The next potential victim of such environmental destruction is Kazakhstan. North-Central Asia has 30% of the world’s REE deposits, many of which are in Kazakhstan. In the past three years, Japan India, France, and Germany have secured partnership agreements with Kazakhstan for its rare earth mining development. The scale of these agreements is huge – if successful, Kazakhstan could be mining enough REEs to supply 10% of the world’s demand in just a few years. And industrialized nations will be reaping the benefits of REE resource access, without paying the price of pollution.

One of the main reasons why industrialized nations are seeking new sources of REEs is because of the lack of alternatives. With the U.S. consumer electronics industry alone generating over $200 billion dollars a year, a REE shortage could hurt the economy on a global scale. China’s control over 95% of the global REE market means that China could increase REE prices to unreasonable amounts, delivering an economic blow to the tech industry. In 2011 when China reduced REE exports, prices rose 700% within a few months. In response, industrialized nations began racing to find new source of REEs. However, in the process, these countries are not considering the environmental damages associated with new open-pit mining operations that will negatively impact the environments of other countries, such as Kazakhstan.

Even well-regulated REE mines can produce dangerous wastes. For example, in the 1990s, the U.S. shut down its primary REE facility in California because it accidentally spilled thousands of tons of radioactive wastewater into populated areas. In Kazakhstan the risks are even higher, because to meet the demands of its international trade partners Kazakhstan is building multiple REE mining and manufacturing plants. These facilities will jointly produce quantities of radioactive wastewater much greater than California’s single mine.

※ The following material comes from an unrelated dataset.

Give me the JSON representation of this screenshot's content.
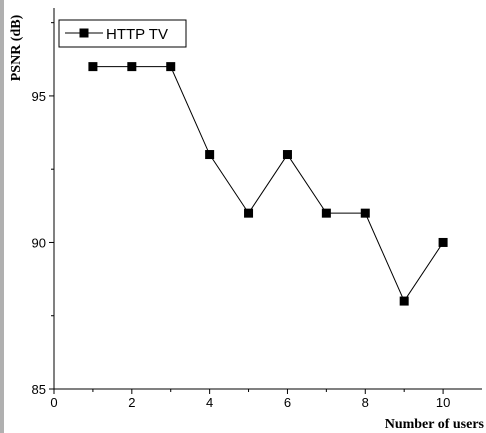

Instead of outsourcing pollution issues to other countries, the U.S. should consider alternatives to REE mining. One solution may be recycling. In September of this year, scientists successfully recycled REEs for the first time. However, recycling alone cannot supply growing consumer demand for REEs, and commercial-scale recycling is still years away. Alternatively, the U.S. could adopt new legislations that gradually phase out REE use by encouraging companies to develop viable alternatives. Similar phase-out regulations for hazardous materials (including lead and mercury) in electronics waste have been successful in the European Union. The U.S. could also adopt a certification system where companies can attach green labels to their electronics if they acquire REEs from more environmentally responsible sources.

Demand for electronics is increasing so quickly that the global REE market is expected to double by 2020. As consumers, we need to think beyond the next technology trend, and consider the impacts of our purchasing choices upon the environments of other nations. Industrialized nations like the U.S. should take responsibility for their roles in promoting pollution overseas and make a stand for greener REEs, whether by labeling, recycling, or reducing REE use. In the meantime, consider keeping your current smartphone for another year – Kazakhstan’s environment and people will thank you.